D’abord la stabilité dans la défaite ne peut être l’objectif. Ensuite qui croit encore en la stabilité américaine aujourd’hui.
Dans les faits, le Président américain crée de l’instabilité en permanence, remettre en cause les règles du commerce international et de droit international, tout en multipliant les intimidations et les menaces contre les Européens.
« Jamais depuis son arrivée au pouvoir, Donald Trump n’a respecté un accord… et dépendre totalement de la Commission européenne pour ce qui est de l’activation de la clause de sauvegarde, c’est beaucoup demander… trop même… »
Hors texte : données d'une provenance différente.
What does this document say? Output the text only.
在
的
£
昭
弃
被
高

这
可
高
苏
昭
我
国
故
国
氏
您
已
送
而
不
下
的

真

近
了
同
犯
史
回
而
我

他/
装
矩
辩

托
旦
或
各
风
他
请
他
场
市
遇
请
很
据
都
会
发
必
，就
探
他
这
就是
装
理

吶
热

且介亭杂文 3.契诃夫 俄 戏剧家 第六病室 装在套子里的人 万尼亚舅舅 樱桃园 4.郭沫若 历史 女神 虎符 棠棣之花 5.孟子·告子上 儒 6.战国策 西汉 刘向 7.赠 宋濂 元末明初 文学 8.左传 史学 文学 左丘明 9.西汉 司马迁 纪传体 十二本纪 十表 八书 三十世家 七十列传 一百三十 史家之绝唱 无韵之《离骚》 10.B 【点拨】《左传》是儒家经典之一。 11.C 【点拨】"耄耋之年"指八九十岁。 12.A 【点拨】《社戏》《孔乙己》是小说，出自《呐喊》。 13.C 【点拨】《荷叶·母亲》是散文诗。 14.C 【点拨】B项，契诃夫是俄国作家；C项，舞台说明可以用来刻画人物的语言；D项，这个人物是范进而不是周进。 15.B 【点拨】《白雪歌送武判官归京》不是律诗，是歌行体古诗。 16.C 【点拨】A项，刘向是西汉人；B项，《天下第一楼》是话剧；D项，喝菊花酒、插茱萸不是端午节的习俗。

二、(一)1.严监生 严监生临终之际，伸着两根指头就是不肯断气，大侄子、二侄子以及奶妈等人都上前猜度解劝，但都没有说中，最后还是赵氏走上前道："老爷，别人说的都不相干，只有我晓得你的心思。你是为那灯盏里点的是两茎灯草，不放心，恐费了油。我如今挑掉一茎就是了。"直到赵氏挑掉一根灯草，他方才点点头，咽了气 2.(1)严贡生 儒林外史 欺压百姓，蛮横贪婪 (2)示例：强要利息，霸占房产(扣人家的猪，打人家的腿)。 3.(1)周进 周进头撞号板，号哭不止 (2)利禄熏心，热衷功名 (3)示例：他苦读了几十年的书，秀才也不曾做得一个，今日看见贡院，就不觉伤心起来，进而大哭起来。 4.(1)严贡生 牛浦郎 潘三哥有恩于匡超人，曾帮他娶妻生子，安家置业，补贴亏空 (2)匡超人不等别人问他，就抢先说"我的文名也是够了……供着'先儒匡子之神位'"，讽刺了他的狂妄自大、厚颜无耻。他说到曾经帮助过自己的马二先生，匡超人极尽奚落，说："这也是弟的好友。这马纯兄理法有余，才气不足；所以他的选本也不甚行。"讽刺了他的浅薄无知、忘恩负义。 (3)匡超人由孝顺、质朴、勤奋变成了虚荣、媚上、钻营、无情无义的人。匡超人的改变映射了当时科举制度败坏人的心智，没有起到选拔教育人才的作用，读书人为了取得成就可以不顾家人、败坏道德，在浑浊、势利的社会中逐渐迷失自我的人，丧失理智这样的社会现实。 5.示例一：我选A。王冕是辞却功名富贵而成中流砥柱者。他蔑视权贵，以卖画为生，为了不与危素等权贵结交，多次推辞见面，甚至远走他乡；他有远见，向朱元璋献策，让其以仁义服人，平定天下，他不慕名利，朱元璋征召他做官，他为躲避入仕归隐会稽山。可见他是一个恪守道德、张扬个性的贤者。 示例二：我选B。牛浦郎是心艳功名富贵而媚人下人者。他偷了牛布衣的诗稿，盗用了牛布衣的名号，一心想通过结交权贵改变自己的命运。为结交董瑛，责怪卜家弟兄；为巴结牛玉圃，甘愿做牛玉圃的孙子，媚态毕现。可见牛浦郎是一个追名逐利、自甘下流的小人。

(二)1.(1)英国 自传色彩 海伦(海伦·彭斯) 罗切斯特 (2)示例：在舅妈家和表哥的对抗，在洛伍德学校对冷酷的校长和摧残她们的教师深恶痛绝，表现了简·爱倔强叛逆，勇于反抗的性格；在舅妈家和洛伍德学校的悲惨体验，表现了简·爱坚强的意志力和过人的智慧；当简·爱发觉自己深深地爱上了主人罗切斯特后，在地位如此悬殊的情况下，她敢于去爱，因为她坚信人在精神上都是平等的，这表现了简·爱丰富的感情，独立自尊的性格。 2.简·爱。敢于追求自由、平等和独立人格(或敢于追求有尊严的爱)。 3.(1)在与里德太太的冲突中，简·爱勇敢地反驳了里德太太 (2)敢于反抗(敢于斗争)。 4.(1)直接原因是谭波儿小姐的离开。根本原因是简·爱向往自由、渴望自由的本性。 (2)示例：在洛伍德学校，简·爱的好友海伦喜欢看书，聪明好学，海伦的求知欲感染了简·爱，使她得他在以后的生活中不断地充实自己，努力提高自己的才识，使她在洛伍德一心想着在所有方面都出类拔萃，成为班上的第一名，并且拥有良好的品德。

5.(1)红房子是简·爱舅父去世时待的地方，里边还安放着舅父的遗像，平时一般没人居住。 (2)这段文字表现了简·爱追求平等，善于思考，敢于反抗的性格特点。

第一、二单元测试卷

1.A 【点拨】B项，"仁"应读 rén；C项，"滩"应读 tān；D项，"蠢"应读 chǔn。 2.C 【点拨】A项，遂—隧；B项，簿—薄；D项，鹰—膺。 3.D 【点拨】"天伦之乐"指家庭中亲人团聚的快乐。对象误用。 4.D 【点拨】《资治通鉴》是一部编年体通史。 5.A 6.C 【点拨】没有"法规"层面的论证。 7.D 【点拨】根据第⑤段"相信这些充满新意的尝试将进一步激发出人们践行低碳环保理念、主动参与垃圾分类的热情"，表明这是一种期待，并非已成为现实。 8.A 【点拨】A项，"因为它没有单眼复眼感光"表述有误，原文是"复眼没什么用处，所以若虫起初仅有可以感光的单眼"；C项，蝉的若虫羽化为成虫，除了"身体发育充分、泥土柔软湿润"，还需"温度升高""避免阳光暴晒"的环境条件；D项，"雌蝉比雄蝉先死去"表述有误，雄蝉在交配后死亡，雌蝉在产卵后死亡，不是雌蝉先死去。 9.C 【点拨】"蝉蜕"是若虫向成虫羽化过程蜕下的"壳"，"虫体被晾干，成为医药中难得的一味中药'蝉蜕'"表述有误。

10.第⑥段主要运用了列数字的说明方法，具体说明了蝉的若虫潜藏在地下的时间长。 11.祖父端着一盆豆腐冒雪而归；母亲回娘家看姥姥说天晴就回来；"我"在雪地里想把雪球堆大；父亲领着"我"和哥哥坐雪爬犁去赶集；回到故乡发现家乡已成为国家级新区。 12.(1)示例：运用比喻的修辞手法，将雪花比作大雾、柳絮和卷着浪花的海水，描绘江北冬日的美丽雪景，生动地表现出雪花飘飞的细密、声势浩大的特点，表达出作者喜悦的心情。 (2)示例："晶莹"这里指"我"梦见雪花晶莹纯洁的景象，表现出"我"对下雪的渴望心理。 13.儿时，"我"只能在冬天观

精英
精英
Un accord déséquilibré signé avec un déséquilibréÂ
Les clauses de sauvegarde ne peuvent être activées que par la Commission européenne et madame von der Leyen. Aux vues de ses prises de position politiques et commerciales depuis le début du mandat, on a connu plus sécurisant…
En outre, avec Donald Trump, un accord n’est jamais un partenariat, c’est un rapport de domination. Aussi longtemps qu’on refusera de lui résister, il (s’) imposera.
Soyons clairs : derrière cet accord, il y a une logique assumée, faire s’agenouiller l’Europe.
Conclusion : ce sera NON
On ne construit pas une politique commerciale solide sur des promesses fragiles ou sur des menaces, a fortiori avec un partenaire totalement imprévisible.
Il est impensable que je soutienne un accord bricolé, déséquilibré, et soumis sous la menace. Pour moi, ce sera NON.
 » L’Europe doit redevenir une puissance commerciale qui fixe ses conditions, qui protège ses intérêts, ses normes et qui ne cède pas à l’instabilité venue d’ailleurs. Elle le doit à ses citoyens » conclut l’Eurodéputé et Président des Engagés Yvan Verougstraete.